测量肾小球基底膜(GBM)厚度及评估足细胞足突消失百分比(%PFPE)对于非肿瘤性肾脏疾病的诊断至关重要。然而,当肾病理学家使用电子显微镜(EM)图像进行手动评估时,由于缺乏统一标准化的指南,这些评估受到阻碍,导致技术挑战。我们开发了一种基于深度学习(DL)的新型流程,其有潜力减少人为误差并提高GBM厚度及%PFPE量化的一致性和效率。
本研究利用了196张来自肾脏活检的EM图像(代表来自83名受试者的21种不同肾脏疾病),这些图像由3名肾内科医生和2名肾病理学家达成共识进行手动标注,提供GBM、足细胞、红细胞及其他肾小球超微结构的真实标准(GT)掩码。其中,165张图像用于开发两个用于EM图像分割的DL模型(DeepLabV3+和U-Net架构)。随后,在其余31张图像上对模型进行评估并比较分割准确性,通过流程中的算法分析预测的GBM和足细胞掩码,该算法自动测量GBM厚度的校正调和均值(cmGBM)并估计%PFPE。将自动测量结果与使用共识GBM和足细胞GT掩码测量的相应cmGBM及估计的%PFPE进行统计学比较。目的是确定这三种方法提供的测量结果之间的差异。使用组内相关系数(ICC)进行统计评估,并使用Bland-Altman图估计GT与基于DL掩码的测量之间的偏差和一致性界限(LoA)。

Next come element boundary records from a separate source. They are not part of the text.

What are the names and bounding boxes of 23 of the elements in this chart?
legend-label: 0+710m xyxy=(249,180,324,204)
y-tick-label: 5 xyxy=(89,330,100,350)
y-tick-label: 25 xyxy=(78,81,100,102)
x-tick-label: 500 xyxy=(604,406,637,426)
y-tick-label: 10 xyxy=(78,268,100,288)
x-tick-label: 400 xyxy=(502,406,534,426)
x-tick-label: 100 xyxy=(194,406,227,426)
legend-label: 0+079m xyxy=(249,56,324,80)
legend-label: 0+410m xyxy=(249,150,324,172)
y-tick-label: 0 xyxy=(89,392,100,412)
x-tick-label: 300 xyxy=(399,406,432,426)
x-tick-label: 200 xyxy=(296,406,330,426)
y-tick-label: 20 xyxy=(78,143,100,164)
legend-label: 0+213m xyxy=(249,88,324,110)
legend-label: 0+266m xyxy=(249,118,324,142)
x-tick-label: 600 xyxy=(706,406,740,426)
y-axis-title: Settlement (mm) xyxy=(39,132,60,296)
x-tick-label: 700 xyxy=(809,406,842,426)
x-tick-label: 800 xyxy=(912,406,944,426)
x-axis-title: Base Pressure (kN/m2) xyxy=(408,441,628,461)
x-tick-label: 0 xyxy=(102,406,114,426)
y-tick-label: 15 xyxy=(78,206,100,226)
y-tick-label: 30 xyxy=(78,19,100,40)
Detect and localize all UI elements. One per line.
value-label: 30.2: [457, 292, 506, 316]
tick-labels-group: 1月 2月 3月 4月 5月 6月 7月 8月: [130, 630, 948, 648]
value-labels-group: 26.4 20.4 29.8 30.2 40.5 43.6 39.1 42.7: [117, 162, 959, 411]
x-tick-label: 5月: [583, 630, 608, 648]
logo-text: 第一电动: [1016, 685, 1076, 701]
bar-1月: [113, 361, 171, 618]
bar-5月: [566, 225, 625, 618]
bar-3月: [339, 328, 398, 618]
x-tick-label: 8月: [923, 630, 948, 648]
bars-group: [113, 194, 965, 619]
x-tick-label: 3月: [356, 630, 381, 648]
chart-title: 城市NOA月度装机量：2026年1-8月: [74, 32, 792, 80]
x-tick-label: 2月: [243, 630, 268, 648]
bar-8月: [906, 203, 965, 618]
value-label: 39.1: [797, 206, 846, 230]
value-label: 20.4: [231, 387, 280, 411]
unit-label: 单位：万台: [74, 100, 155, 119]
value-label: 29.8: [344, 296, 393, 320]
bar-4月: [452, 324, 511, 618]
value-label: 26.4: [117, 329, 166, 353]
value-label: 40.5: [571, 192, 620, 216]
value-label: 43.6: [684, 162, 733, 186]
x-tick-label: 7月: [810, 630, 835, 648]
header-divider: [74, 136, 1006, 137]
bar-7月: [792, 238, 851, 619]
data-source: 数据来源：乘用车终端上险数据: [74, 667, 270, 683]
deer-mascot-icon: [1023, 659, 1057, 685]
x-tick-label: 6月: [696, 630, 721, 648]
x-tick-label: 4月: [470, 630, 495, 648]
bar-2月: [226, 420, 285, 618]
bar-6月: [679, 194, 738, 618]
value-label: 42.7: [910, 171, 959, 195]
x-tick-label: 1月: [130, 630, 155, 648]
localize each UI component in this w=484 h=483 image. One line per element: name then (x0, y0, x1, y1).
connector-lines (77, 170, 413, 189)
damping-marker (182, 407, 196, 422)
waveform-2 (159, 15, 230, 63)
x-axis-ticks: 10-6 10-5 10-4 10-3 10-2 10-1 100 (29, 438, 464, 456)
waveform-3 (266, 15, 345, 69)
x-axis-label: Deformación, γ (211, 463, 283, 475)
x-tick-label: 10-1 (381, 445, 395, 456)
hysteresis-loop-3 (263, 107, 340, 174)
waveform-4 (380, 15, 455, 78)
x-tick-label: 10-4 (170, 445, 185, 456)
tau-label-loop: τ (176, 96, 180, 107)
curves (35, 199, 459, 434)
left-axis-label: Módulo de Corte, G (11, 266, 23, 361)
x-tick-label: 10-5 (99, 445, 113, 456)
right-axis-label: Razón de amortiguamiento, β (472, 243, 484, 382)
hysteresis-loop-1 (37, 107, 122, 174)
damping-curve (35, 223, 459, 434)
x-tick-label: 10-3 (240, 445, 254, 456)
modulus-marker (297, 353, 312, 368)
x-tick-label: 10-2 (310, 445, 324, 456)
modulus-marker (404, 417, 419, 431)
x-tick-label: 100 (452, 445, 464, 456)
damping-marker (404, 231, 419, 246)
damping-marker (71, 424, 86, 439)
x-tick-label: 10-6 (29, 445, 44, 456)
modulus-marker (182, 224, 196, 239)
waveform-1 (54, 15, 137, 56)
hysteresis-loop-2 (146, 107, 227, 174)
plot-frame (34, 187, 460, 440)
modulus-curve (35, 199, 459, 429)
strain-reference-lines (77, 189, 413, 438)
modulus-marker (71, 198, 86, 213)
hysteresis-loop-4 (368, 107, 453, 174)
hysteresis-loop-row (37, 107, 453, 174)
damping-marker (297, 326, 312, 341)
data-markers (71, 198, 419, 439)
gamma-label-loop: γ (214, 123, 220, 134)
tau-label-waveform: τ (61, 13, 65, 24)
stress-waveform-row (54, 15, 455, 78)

在31张测试集图像中,DeepLabV3+模型实现了92.8%的全局准确率(gACC)和0.869的加权交并比(wIoU),优于U-Net模型,后者的gACC为88.9%,wIoU为0.800。对于GBM厚度测量,从DeepLabV3+掩码得出的cmGBM与基于GT掩码的测量结果表现出极好的一致性(ICC = 0.991, p < 0.001),而U-Net模型显示出良好的一致性(ICC = 0.881, p < 0.001)。使用DL生成的足细胞掩码获得的%PFPE估计值与基于GT的估计值高度一致,DeepLabV3+和U-Net的ICC值分别为0.926和0.928。Bland-Altman图显示,从DeepLabV3+模型生成的掩码获得的cmGBM和%PFPE存在正偏差,而从U-Net模型生成的掩码获得的cmGBM和%PFPE存在负偏差。然而,在测量cmGBM时,DeepLabV3+掩码提供的LoA范围比U-Net掩码更窄。
本研究强调了人工智能通过提供GBM厚度和%PFPE估计的全面、客观和准确测量来解决EM图像中肾小球超微结构手动评估局限性的潜力。与专家真实标准相比,我们基于DeepLabV3+的流程展示了强大的EM图像分割效率和出色的测量可靠性。有必要进一步完善这种人工智能驱动的方法,以提高肾病理学中人工智能的诊断能力和标准化水平。